How I Designed a Custom Protocol for My App

Introduction

Rast (in Kurdish: “ڕاست” [raːst]) is a new experimental project of mine for detecting orthographical errors in texts written in the Central Kurdish language, also known as Sorani.

I designed it in a way that works very efficiently with long texts over a duplex network connection. To do this, I first created K8, an 8-bit coding standard for Kurdish.

K8

This was designed because Kurdish characters are non-ASCII, and take two bytes each when encoded using UTF-8, making them very unefficient for binary protocols.

It also supports backward-compatibility for non-covered UTF-8 characters when needed by encoding an optional footer.

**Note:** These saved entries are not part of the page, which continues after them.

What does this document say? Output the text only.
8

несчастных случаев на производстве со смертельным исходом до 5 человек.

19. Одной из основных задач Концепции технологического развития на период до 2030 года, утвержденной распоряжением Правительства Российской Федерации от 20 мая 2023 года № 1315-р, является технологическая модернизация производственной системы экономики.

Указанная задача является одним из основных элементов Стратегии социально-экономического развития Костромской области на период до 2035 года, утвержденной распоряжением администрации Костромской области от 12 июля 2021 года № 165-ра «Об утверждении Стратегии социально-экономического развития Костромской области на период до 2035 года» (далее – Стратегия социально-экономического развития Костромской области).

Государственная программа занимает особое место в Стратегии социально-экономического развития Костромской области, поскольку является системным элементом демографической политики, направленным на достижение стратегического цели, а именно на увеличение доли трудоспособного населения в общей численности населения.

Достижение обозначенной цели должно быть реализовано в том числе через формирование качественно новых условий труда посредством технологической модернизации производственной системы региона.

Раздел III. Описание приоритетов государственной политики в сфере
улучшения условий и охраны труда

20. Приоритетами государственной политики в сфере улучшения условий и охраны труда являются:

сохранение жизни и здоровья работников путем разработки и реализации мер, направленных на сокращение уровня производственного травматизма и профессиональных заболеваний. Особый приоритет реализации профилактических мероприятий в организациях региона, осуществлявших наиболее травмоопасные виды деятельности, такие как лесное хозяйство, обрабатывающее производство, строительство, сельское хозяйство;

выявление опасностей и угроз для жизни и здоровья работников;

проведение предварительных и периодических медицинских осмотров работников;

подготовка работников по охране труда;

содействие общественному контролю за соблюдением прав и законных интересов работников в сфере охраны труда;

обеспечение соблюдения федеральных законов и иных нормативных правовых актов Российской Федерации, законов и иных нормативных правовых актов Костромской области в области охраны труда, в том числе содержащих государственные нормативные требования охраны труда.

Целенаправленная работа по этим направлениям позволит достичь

Below is an example of that.

00 -- version
97 -- س
A1 -- ڵ
8A -- ا
A6 -- و
AB -- ،
20 -- space
00
00
00
21 -- !
01 -- footer start
D0
BC -- м
D0
B8 -- и
D1
80 -- р

The above is a representation of the literal سڵاو، мир!.

This footer-based compatibility is used K8 is used in Rast's URL state, and the version without it is used in the transport protocol as described below.

The Transport Protocol

The goal of the project is straightforward: receive a stream of text, stream back a list of errors.

Errors are made up of their details, which are two strings of text: a generic title and a specific description.

Each component of an error’s detail is transported once only. Afterwards, their references will be kept by both the server and the client throughout the WebSocket connection.

Below is a brief representation of it.

+-------------------------------------------------------------------+ header
|              uin16 - error count                                  | header
+-------------------------------------------------------------------+ header
|              uin16 - detail count                                 | header
+-----------------------+-------------------------------------------+ errors
| uint16 - error offset | uint8 error length                        | errors
+-----------------------+-------------------------------------------+ errors
| ..................... | ..................                        | errors
+-----------------------+-------------------------------------------+ details
|  uint8 title length   | uint8 desc length | uint16 errorCount     | details
+-----------------------+-------------------------------------------+ details
| ..................... | ..................                        | details
+-----------------------+-------------------------------------------+ details
|          title        |    description   | uint16[] error_indexes | details
+-----------------------+-------------------------------------------+ details
| ..................... | ..................                        | details
+-----------------------+-------------------------------------------+ details

Here are some details that might have been missed above:

The first two bytes of each packet error_count counts the number of errors found inside a text input.
The upcoming two bytes detail_count is the number of error details returned on this round.
The next group of bytes with a length of 3 * error_count marks the positions of the errors inside the text.
What comes next are detail_count headers of the error details.
The last group is the error details and the indexes of the errors they apply to.

The fields title and the description will either be an arbitrary cache index, or the human-readable information about the errors encoded in K8, depending on whether they were previously sent throughout the connection.

Conclusion

This protocol took a while to design, and I like how it turned out. I considered using bit-based streaming, but I failed to get it into production due to the development cost. I will be writing about updates on it below if there were any in the future.